(ou breve análise semiótica sobre meu histórico de drinks)
“Com não mais do que três exceções que eu consiga pensar, o coquetel é uma invenção bastante repugnante.”, escreveu certa vez Jeffrey Bernard – autor da coluna Low Life para a revista inglesa Spectator, entre 1990 e 1994. Sinceramente, acho que ele tinha razão – e explico-me, para que possa ser publicado neste site.
Minha maior frustração é que Roland Barthes nunca tenha escrito um tratado sobre a bebida, a semiótica do bebedor, qualquer que seja ele. De todo modo, é preciso pouco esforço para se reconhecer o tipo de pessoa com quem se está lidando a partir da tipologia de bebida que ela ingere, ou, especialmente, pede. Logo, um cidadão que tem quatorze bebidas prediletas também tem, quase invariavelmente, distúrbio de múltiplas personalidades. Jeffrey Bernard era um alcoólatra, diabético, da perna amputada e depressivo. Freqüentava o bar diariamente e sozinho, na busca mais pura de se embriagar até a última gota. Não é de se admirar que preferisse destilados puros – mais especificamente vodka.
Existem determinados tipos de drinks destinados a tantos mesmos tipos de pessoas. Qual a probabilidade do seu avô que mora Telêmaco Borba sentar-se ao balcão do bar e pedir um Apple Martini? Ou da menina delicada, de roupa comportada, estagiária de direito, dizer que vai começar a noite com um single malt de Islay “só com um fio de água para diluir”? “Você é o que você bebe” parece-me muito mais preciso do que “o que você come”, “ouve” ou “veste”.
Traçando um histórico pessoal de coquetelaria, eu tive fases longas e intensas, como se trabalhasse em temporadas de drinks. Comecei com screwdriver, empolguei-me em Long Island Ice Teas, depois foram, respectivamente, gim tônica, dirty martini, dry martini e negroni – este já há uns 6 meses.
O começo com vodka + suco de laranja é facilmente explicável. A bebida é simples (fácil de fazer e de beber), os ingredientes eram baratos e, ainda assim, pareciam-me uma evolução das vodkas com fanta ingeridas nas festas de baixo orçamento da adolescência. Long Island Ice Tea foi uma fase negra – de que eu hoje tenho pavor em lembrar. Morava nos Estados Unidos e tinha recém completado 21 anos, a maioridade alcoólica de lá. O único propósito era ficar bêbado na boate e não há nada de que se orgulhar nisso. Passou, passou.O Gim Tônica veio como uma redenção. Iniciar-se no gim é um caminho sem volta – do qual eu não me arrependo um segundo – e gim tônica é o primeiro passo mais óbvio. É também um dos mais eficientes coquetéis sociais (e portanto segue na minha lista de 3 ou 4 coquetéis favoritos): ao mesmo tempo em que soa familiar, não é o mais óbvio dos pedidos. Nunca senti reprovação ao pedí-lo. Os bebedores de gim são sempre levados mais a sério do que os de vodka. Sempre. Por outro lado, tem a cara amistosa, um ar refrescante que lhe dá guarida para tomá-lo aos goles largos sem parecer um selvagem.
Os Martinis foram meu equivalente alcoólico do início da fase adulta, o primeiro emprego, etc. Aquele tempo em que você se leva muito a sério, quer impor maturidade e ter um ar austero. Em casa, eu estudava e praticava todas as variações possíveis, com mais ou menos vermouth, batido, mexido, aerado, para que no bar eu pudesse pedir com segurança e impressionar os colegas. “Com Tanqueray e mais Noilly Prat do que o costumaz”, pedia com ar petulante.
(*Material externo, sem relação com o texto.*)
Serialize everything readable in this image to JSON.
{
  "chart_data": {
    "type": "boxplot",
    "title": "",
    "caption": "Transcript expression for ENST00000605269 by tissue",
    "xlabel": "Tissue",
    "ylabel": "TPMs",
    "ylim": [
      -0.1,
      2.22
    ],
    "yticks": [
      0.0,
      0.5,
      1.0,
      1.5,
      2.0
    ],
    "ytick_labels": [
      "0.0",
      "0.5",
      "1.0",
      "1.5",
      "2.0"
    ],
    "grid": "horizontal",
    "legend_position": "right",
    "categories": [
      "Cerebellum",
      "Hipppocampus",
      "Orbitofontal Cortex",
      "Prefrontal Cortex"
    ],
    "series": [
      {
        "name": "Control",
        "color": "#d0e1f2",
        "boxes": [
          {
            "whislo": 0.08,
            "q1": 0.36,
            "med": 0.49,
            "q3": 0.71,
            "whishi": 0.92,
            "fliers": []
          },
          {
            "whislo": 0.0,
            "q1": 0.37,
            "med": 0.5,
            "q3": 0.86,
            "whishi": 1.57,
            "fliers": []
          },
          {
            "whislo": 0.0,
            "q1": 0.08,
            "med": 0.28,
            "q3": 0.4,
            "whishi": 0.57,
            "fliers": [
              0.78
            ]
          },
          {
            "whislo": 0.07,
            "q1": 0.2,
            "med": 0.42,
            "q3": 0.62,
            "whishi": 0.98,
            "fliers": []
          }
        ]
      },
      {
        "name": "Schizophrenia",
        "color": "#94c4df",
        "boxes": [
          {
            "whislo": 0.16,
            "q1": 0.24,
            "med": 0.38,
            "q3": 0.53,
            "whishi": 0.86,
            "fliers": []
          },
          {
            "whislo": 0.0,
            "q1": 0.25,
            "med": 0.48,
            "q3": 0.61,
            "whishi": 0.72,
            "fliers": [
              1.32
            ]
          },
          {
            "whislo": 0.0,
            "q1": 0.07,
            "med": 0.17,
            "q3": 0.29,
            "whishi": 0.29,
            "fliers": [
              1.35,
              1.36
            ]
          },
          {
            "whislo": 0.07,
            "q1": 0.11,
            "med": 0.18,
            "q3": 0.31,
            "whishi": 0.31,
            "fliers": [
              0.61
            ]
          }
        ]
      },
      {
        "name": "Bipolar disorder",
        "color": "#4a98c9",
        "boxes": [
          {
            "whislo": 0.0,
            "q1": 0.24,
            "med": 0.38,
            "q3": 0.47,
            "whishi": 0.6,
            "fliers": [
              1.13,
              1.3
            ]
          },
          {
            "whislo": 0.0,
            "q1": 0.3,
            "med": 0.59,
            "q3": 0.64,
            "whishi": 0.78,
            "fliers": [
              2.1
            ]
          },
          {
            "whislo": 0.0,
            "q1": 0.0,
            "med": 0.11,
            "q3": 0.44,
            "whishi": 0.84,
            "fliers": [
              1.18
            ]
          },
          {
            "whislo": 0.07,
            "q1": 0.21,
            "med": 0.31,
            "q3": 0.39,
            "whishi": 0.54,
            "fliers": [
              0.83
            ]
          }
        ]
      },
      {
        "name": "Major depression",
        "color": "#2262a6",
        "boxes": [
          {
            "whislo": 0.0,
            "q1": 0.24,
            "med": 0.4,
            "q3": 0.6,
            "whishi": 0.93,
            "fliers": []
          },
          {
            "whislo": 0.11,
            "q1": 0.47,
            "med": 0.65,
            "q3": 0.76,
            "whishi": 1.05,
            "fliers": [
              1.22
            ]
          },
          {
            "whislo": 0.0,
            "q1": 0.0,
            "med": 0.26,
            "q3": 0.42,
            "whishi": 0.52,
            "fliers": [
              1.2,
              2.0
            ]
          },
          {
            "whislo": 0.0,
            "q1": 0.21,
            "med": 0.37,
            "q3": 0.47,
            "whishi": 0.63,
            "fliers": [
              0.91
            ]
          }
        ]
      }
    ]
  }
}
Por fim, veio o Negroni, que sigo bebendo mas não tardará muito – especialmente após terminar este texto. Foi um passeio pela velhice precoce, minha tentativa de negar um lado Peter Pan que insiste em me afligir. Negroni é, por excelência, uma bebida de velho solitário. É amargo, com notas de remédio, um vermelho antigo e aquela laranja cafona. Mas é um gosto adquirido e vai viciando homeopaticamente. É disso que o velho gosta, mas não é isso que este velho quer.
Neste meio tempo, tentei diversas outras opções. single malt, cerveja (tive ligeiro apreço pelas Lambics), whisky sour e, recentemente, como se quisesse renegar a estadia do Negroni, Jack & Coke – a mais infantil das bebidas adultas (porque ponche de frutas não conta). Nenhuma funcionou e agora estou aqui, em crise de personalidade alcoólica, pedindo ajuda, uma luz, uma terapia, querendo saber pra onde ir, qual será o próximo estágio. Só sei que não gosto de bebida verde, nem rosa (e não estou falando de suco de limão ou Guaraná Jesus). Um Negroni para refletir.